Sergeant Pepper
Sergeant Pepper
Horst Peter Koll, film-dienst, Nr. 26, 23.12.2004
Einmal mehr eine abenteuerliche (Familien-)Geschichte um die Freundschaft zwischen Tier und Kind: Der sechsjährige Felix, kein unproblematischer Junge, der seine kindlichen Ängste und Unsicherheiten hinter eine gewissen Altklugheit, vor allem aber hinter einem schützenden Tigerkostüm versteckt, lebt mit seiner älteren Schwester Felicia in einer skurrilen Familie. Die Mutter ist Musikerin, der Vater ein eher weltfremder Erfinder, der das angemietete Haus in eine voll automatische Versuchsstation verwandelt hat, in der das morgendliche Ankleiden zur "Waschstraße für Menschen" wird und man zum Frühstück auf Zuruf mit dem Kühlschrank kommuniziert. Besonders stolz ist er auf seine jüngste Erfindung: den "echtesten" künstlichen Schnee, den es bisher gab, der aber einen Heidenärger mit dem Vermieter einbringt. Nicht minder in Schwierigkeiten steckt derweil der putzige Hund Sergeant Pepper, der sich auf der Flucht befindet. Sein reiches Herrchen ist tot und hat ihm seine prachtvolle Villa vererbt, was die unbändige Wut der habgierigen Tochter des Verstorbenen, der Fabrikantin Corinna von Gordenthal, weckt. Gemeinsam mit ihrem Bruder verfolgt sie den Hund, um ihn aus dem Weg zu räumen, wobei sie zu manch hässlicher Intrige greift, als sich Sergeant Pepper ausgerechnet bei Felix und seiner Familie einnistet. Was kein Erwachsener glauben will: Felix kann den Hund verstehen und mit ihm reden, wodurch er die Zusammenhänge erkennt, aber auch in der Praxis eines Psychologen landet. Mit Felicia als dem einzigen Verbündeten beginnt eine turbulente, zunehmend gefährlichere Rettungsaktion, bei der sich die Kinder bewähren müssen.

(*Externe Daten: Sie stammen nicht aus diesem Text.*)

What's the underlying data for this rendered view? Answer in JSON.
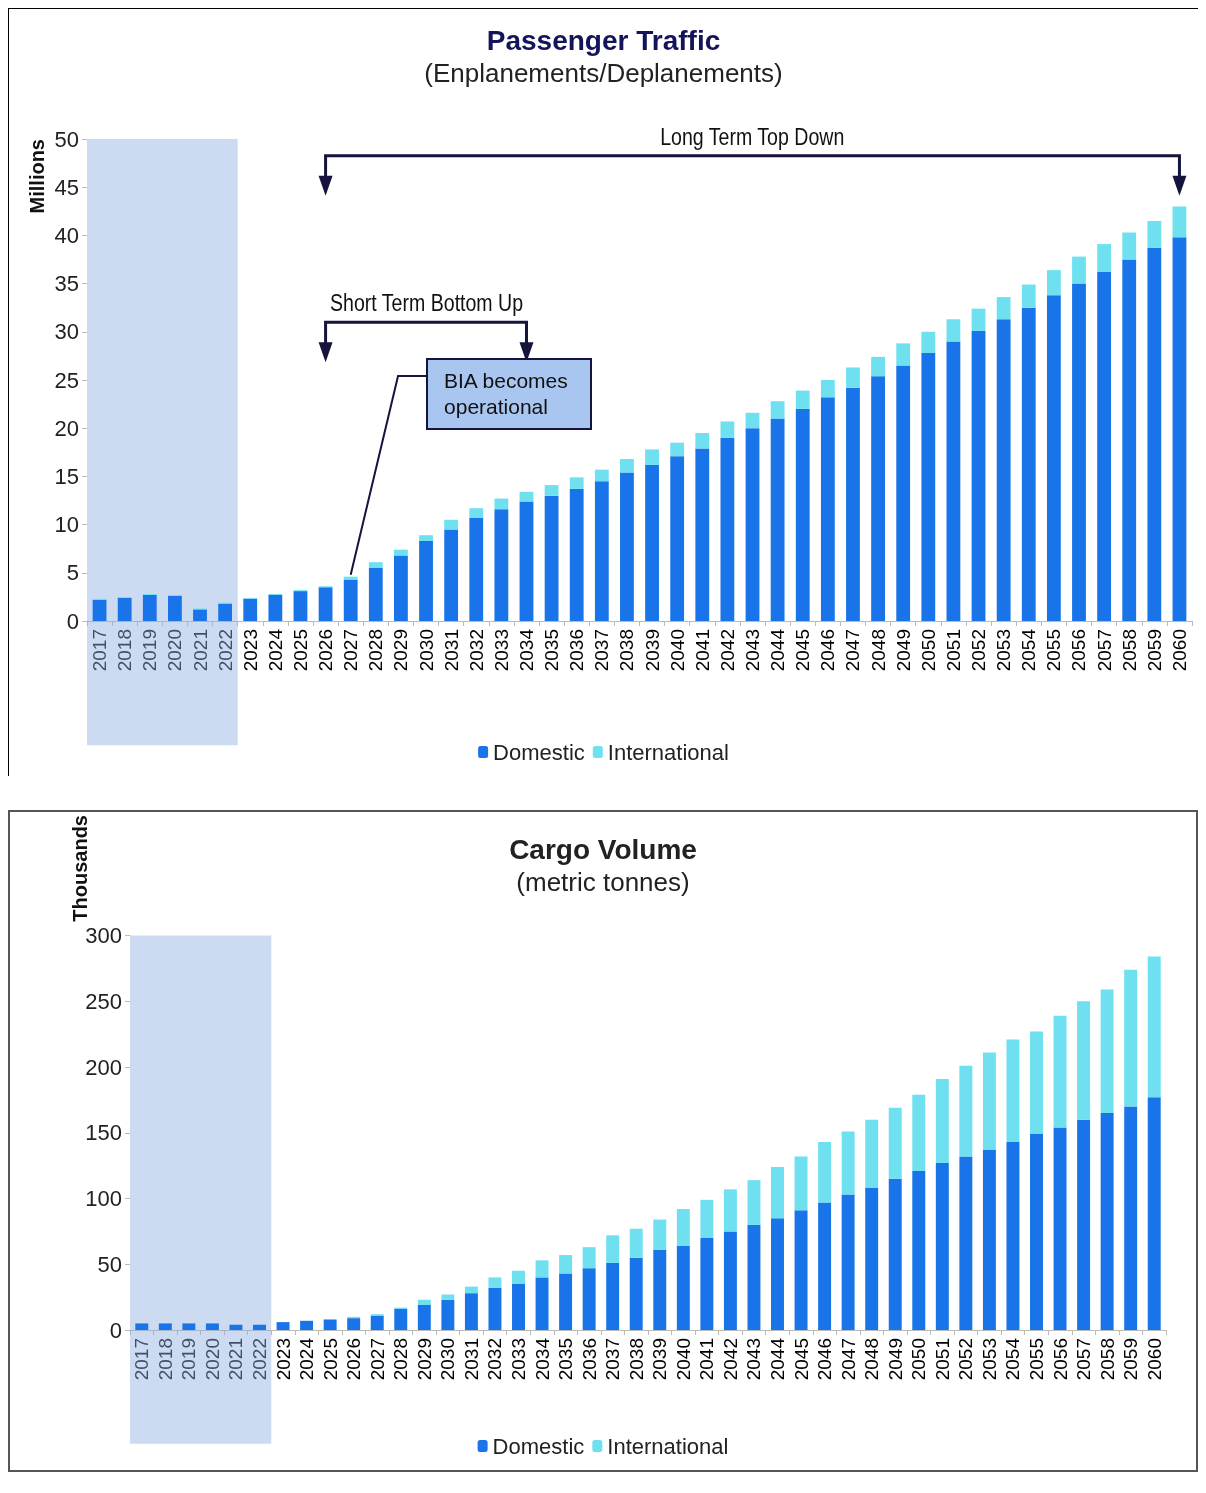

Regisseurin Sandra Nettelbeck hat an der San Francisco State University Film studiert. Vielleicht erklärt dies ein wenig, warum ihr Kinder- und Familienfilm so betont "amerikanisch" daherkommt. Überdeutlich sind die thematischen Bezüge zu einschlägigen Disney-Sujets von "Schneewittchen" (fd 591) bis zu "101 Dalmatiner" (fd 32 426), die sich besonders in der cholerisch-bösen Corinna manifestieren: Barbara Auer chargiert lustvoll, schrill und sadistisch wie Schneewittchens gehässige Stiefmutter oder die Pelzfetischistin Cruella deVil. Hinzu kommen viel Slapstick, (Erfinder-)Klamauk und hyperaktive Erwachsene, über die man sich offensichtlich als mal liebevolle (Felix’ Eltern), mal satirisch überzeichnete (der bieder-bürgerliche Nachbar, der Vermieter) Klischees amüsieren soll. Das alles wirkt auf Dauer aber arg veräußerlicht und obendrein reißbrettartig kalkuliert, sodass sich weder Nähe zu den Figuren noch ein Hineinfühlen in die Ereignisse einstellen will. Schematisch bleibt die Zeichnung der Charaktere, plakativ kommt die "Botschaft" von der Selbstbehauptung eines sensiblen, allseits unterschätzten Kindes daher, und auch das Sujet des sprechenden Tieres wird über Gebühr als "Wunder" verkauft, für das nur Kinder empfänglich sind. Wirklich spannend, amüsant und glaubwürdig-differenziert ist das nicht, was insofern enttäuscht, als Sandra Nettelbeck noch in "Bella Martha" (fd 35 367) mit nur wenigen Szenen höchst subtil einen komplexen Kindercharakter zu entwerfen vermochte. Auf ihren Erfolgsfilm verweist sie etwas kokett durch den zitathaften Kurzauftritt von Martina Gedeck, die die Praxis des (erneut von August Zirner gespielten) Psychiaters verlässt; und auch Jasmin Tabatabai, Protagonistin in Nettelbecks Erstling "Unbeständig und kühl" (1996), darf kurz vorbeischauen. Kindlichen Zuschauern ist das alles egal. Ob es Erwachsene amüsiert, ist freilich zweifelhaft. Sandra Nettelbeck zeigt einiges an inszenatorischem Geschick, spielt stimmungsvoll mit "sanften" Abblenden und einigen punktgenauen Pointen, verschenkt dies aber letztlich angesichts eines veräußerlichten, wenig sensiblen Entwurfs.